SRINAGAR, India (Reuters) - Militants ambushed an Indian military convoy in Kashmir on Wednesday, killing three personnel, in an escalation of violence that officials have blamed on separatist protests that have tied down security forces for more than a month.
Indian Kashmir is in the midst of the worst unrest in six years that began early last month when security forces killed a young separatist commander who was idolized by some youth, provoking an outpouring of anger.
Police superintendent Imtiaz Hussain said militants were taking advantage of the unrest to launch attacks on security forces after years of declining violence.
Militants ambushed an army convoy early on Wednesday in the town of Baramulla, killing two soldiers, and then struck at a police jeep when it arrived, killing one policeman, he said."We were aware about the presence of the militants around Baramulla town for over a month but due to violence across Kashmir, they managed to consolidate and carry out an attack," Hussain said.

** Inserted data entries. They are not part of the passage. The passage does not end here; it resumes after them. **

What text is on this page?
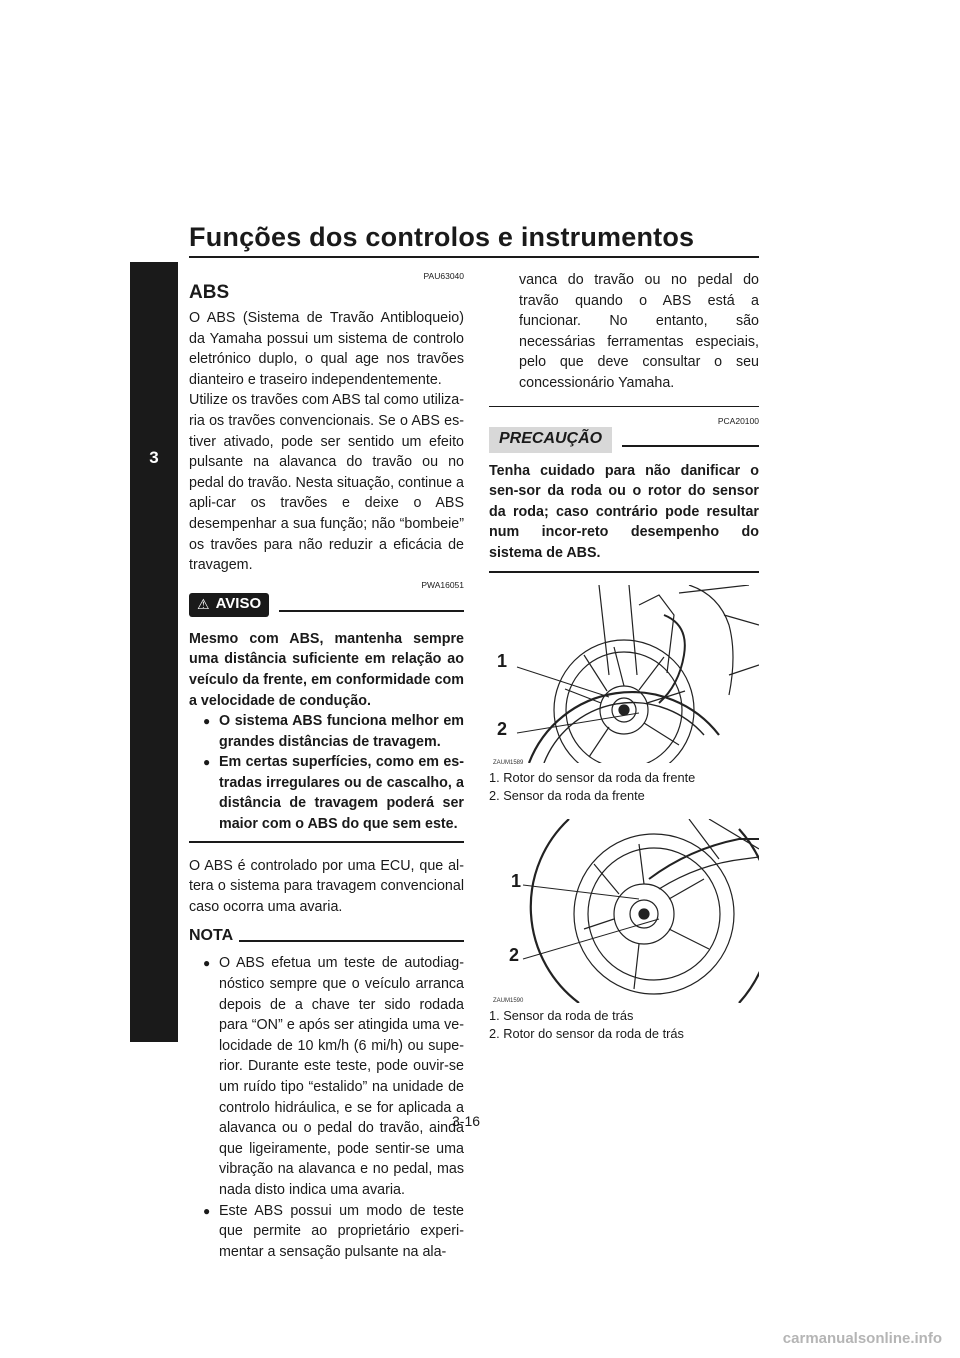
Funções dos controlos e instrumentos
3
PAU63040
ABS

O ABS (Sistema de Travão Antibloqueio) da Yamaha possui um sistema de controlo eletrónico duplo, o qual age nos travões dianteiro e traseiro independentemente.

Utilize os travões com ABS tal como utiliza-ria os travões convencionais. Se o ABS es-tiver ativado, pode ser sentido um efeito pulsante na alavanca do travão ou no pedal do travão. Nesta situação, continue a apli-car os travões e deixe o ABS desempenhar a sua função; não “bombeie” os travões para não reduzir a eficácia de travagem.

PWA16051
⚠ AVISO

Mesmo com ABS, mantenha sempre uma distância suficiente em relação ao veículo da frente, em conformidade com a velocidade de condução.

● O sistema ABS funciona melhor em grandes distâncias de travagem.
● Em certas superfícies, como em es-tradas irregulares ou de cascalho, a distância de travagem poderá ser maior com o ABS do que sem este.

O ABS é controlado por uma ECU, que al-tera o sistema para travagem convencional caso ocorra uma avaria.

NOTA
● O ABS efetua um teste de autodiag-nóstico sempre que o veículo arranca depois de a chave ter sido rodada para “ON” e após ser atingida uma ve-locidade de 10 km/h (6 mi/h) ou supe-rior. Durante este teste, pode ouvir-se um ruído tipo “estalido” na unidade de controlo hidráulica, e se for aplicada a alavanca ou o pedal do travão, ainda que ligeiramente, pode sentir-se uma vibração na alavanca e no pedal, mas nada disto indica uma avaria.
● Este ABS possui um modo de teste que permite ao proprietário experi-mentar a sensação pulsante na ala-
vanca do travão ou no pedal do travão quando o ABS está a funcionar. No entanto, são necessárias ferramentas especiais, pelo que deve consultar o seu concessionário Yamaha.
PCA20100
PRECAUÇÃO

Tenha cuidado para não danificar o sen-sor da roda ou o rotor do sensor da roda; caso contrário pode resultar num incor-reto desempenho do sistema de ABS.

1
2
ZAUM1589

1. Rotor do sensor da roda da frente

2. Sensor da roda da frente

1
2
ZAUM1590

1. Sensor da roda de trás

2. Rotor do sensor da roda de trás

3-16
carmanualsonline.info
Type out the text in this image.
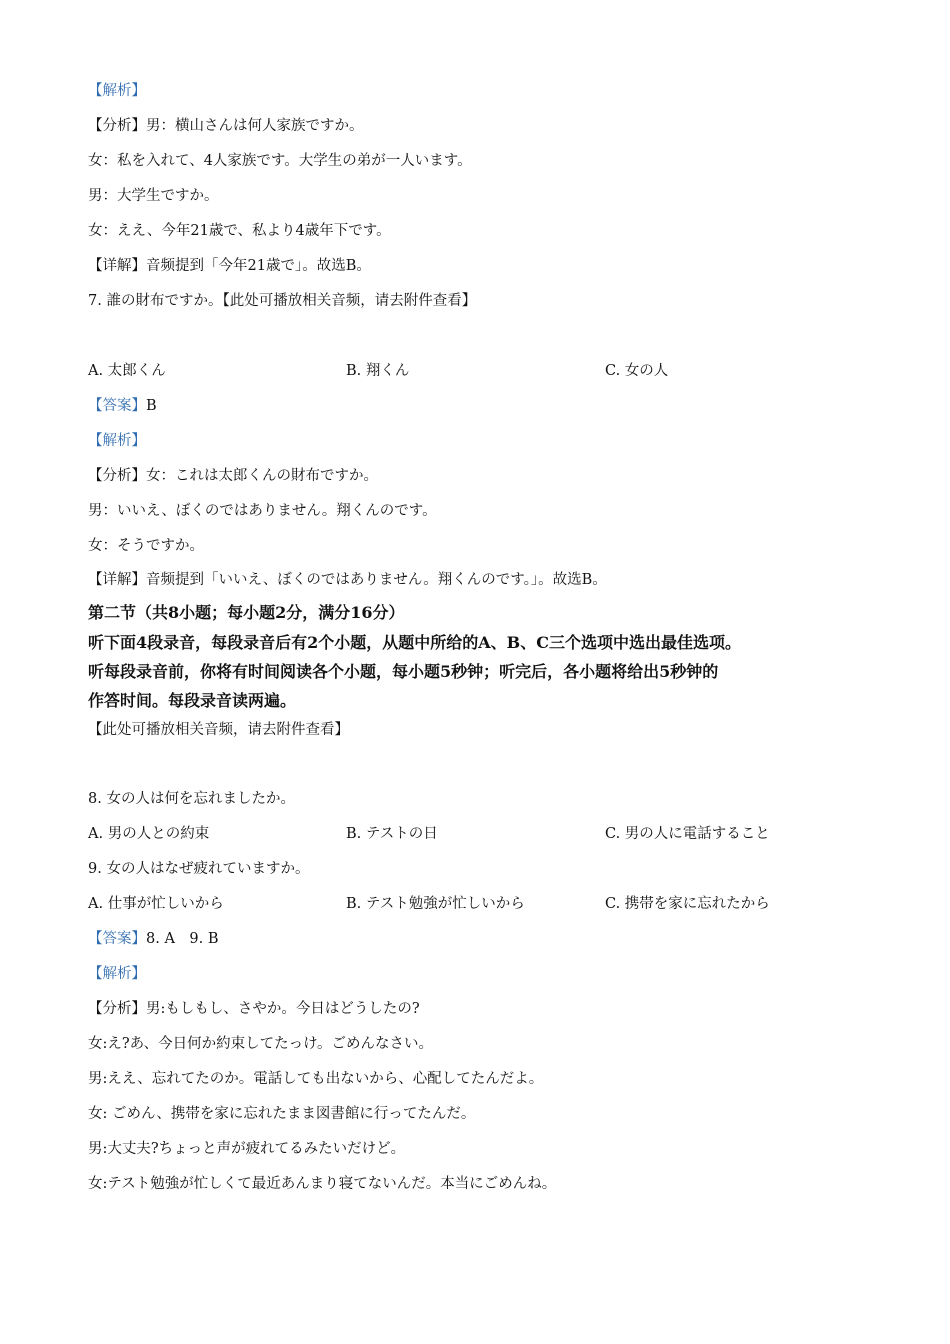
【解析】
【分析】男：横山さんは何人家族ですか。
女：私を入れて、4人家族です。大学生の弟が一人います。
男：大学生ですか。
女：ええ、今年21歳で、私より4歳年下です。
【详解】音频提到「今年21歳で」。故选B。
7. 誰の財布ですか。【此处可播放相关音频，请去附件查看】
A. 太郎くん	B. 翔くん	C. 女の人
【答案】B
【解析】
【分析】女：これは太郎くんの財布ですか。
男：いいえ、ぼくのではありません。翔くんのです。
女：そうですか。
【详解】音频提到「いいえ、ぼくのではありません。翔くんのです。」。故选B。
第二节（共8小题；每小题2分，满分16分）
听下面4段录音，每段录音后有2个小题，从题中所给的A、B、C三个选项中选出最佳选项。
听每段录音前，你将有时间阅读各个小题，每小题5秒钟；听完后，各小题将给出5秒钟的
作答时间。每段录音读两遍。
【此处可播放相关音频，请去附件查看】
8. 女の人は何を忘れましたか。
A. 男の人との約束	B. テストの日	C. 男の人に電話すること
9. 女の人はなぜ疲れていますか。
A. 仕事が忙しいから	B. テスト勉強が忙しいから	C. 携帯を家に忘れたから
【答案】8. A　9. B
【解析】
【分析】男:もしもし、さやか。今日はどうしたの?
女:え?あ、今日何か約束してたっけ。ごめんなさい。
男:ええ、忘れてたのか。電話しても出ないから、心配してたんだよ。
女: ごめん、携帯を家に忘れたまま図書館に行ってたんだ。
男:大丈夫?ちょっと声が疲れてるみたいだけど。
女:テスト勉強が忙しくて最近あんまり寝てないんだ。本当にごめんね。
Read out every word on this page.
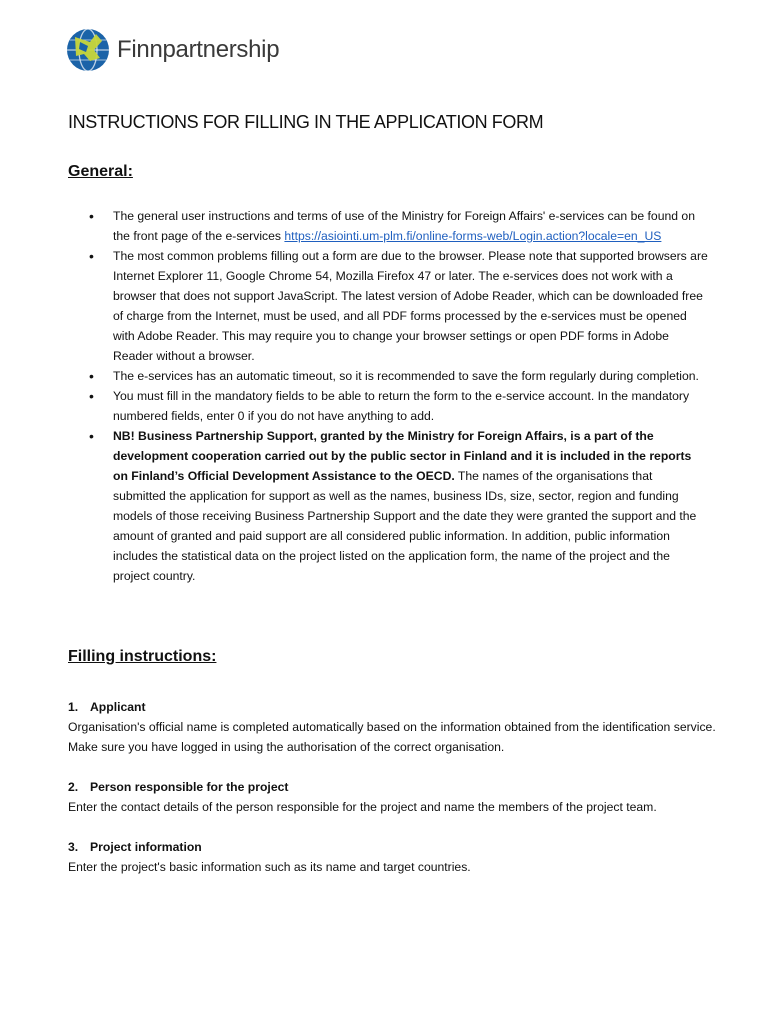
Finnpartnership
INSTRUCTIONS FOR FILLING IN THE APPLICATION FORM
General:
• The general user instructions and terms of use of the Ministry for Foreign Affairs' e-services can be found on the front page of the e-services https://asiointi.um-plm.fi/online-forms-web/Login.action?locale=en_US
• The most common problems filling out a form are due to the browser. Please note that supported browsers are Internet Explorer 11, Google Chrome 54, Mozilla Firefox 47 or later. The e-services does not work with a browser that does not support JavaScript. The latest version of Adobe Reader, which can be downloaded free of charge from the Internet, must be used, and all PDF forms processed by the e-services must be opened with Adobe Reader. This may require you to change your browser settings or open PDF forms in Adobe Reader without a browser.
• The e-services has an automatic timeout, so it is recommended to save the form regularly during completion.
• You must fill in the mandatory fields to be able to return the form to the e-service account. In the mandatory numbered fields, enter 0 if you do not have anything to add.
• NB! Business Partnership Support, granted by the Ministry for Foreign Affairs, is a part of the development cooperation carried out by the public sector in Finland and it is included in the reports on Finland’s Official Development Assistance to the OECD. The names of the organisations that submitted the application for support as well as the names, business IDs, size, sector, region and funding models of those receiving Business Partnership Support and the date they were granted the support and the amount of granted and paid support are all considered public information. In addition, public information includes the statistical data on the project listed on the application form, the name of the project and the project country.
Filling instructions:
1. Applicant
Organisation's official name is completed automatically based on the information obtained from the identification service. Make sure you have logged in using the authorisation of the correct organisation.
2. Person responsible for the project
Enter the contact details of the person responsible for the project and name the members of the project team.
3. Project information
Enter the project's basic information such as its name and target countries.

At least 64 protesters have been killed and thousands injured during 40 days of unrest, while schools, shops, banks and offices remain closed in much of Kashmir as paramilitary troops patrol main roads, residential areas and mosques.
The turmoil has raised tension with Pakistan which invited India for talks on the disputed territory, drawing an angry rebuke from India.
The nuclear-armed neighbors, which have fought three wars since their independence in 1947, both claim the Muslim-majority Himalayan region in full but rule it in part.
India accuses Muslim Pakistan of supporting the separatists fighting Indian forces in Kashmir while Pakistan accuses India of meddling in Pakistani trouble spots.
On Monday, Indian Prime Minister Narendra Modi said in an Independence Day address he was getting messages of support from people in Pakistan's Baluchistan province, where separatists are fighting the state.
India's Major General J.S. Nain said troops were on alert to stop militants from crossing over from Pakistani Kashmir to foment trouble in the Kashmir Valley.
On Monday, militants attacked a police station in Indian Kashmir's summer capital of Srinagar, killing an officer.
The army says 56 militants managed to breach the heavily fortified border in Kashmir, known as the Line of Control, up to June this year, compared with 36 in 2015. It blames Pakistan's Inter-Services Intelligence agency.
"The ISI and terrorist organizations want to infiltrate as many terrorists as they can whenever there is turmoil in the Valley," Nain said.
Pakistan denies giving material support to the Kashmir fighters and denounces rights abuses in Indian Kashmir.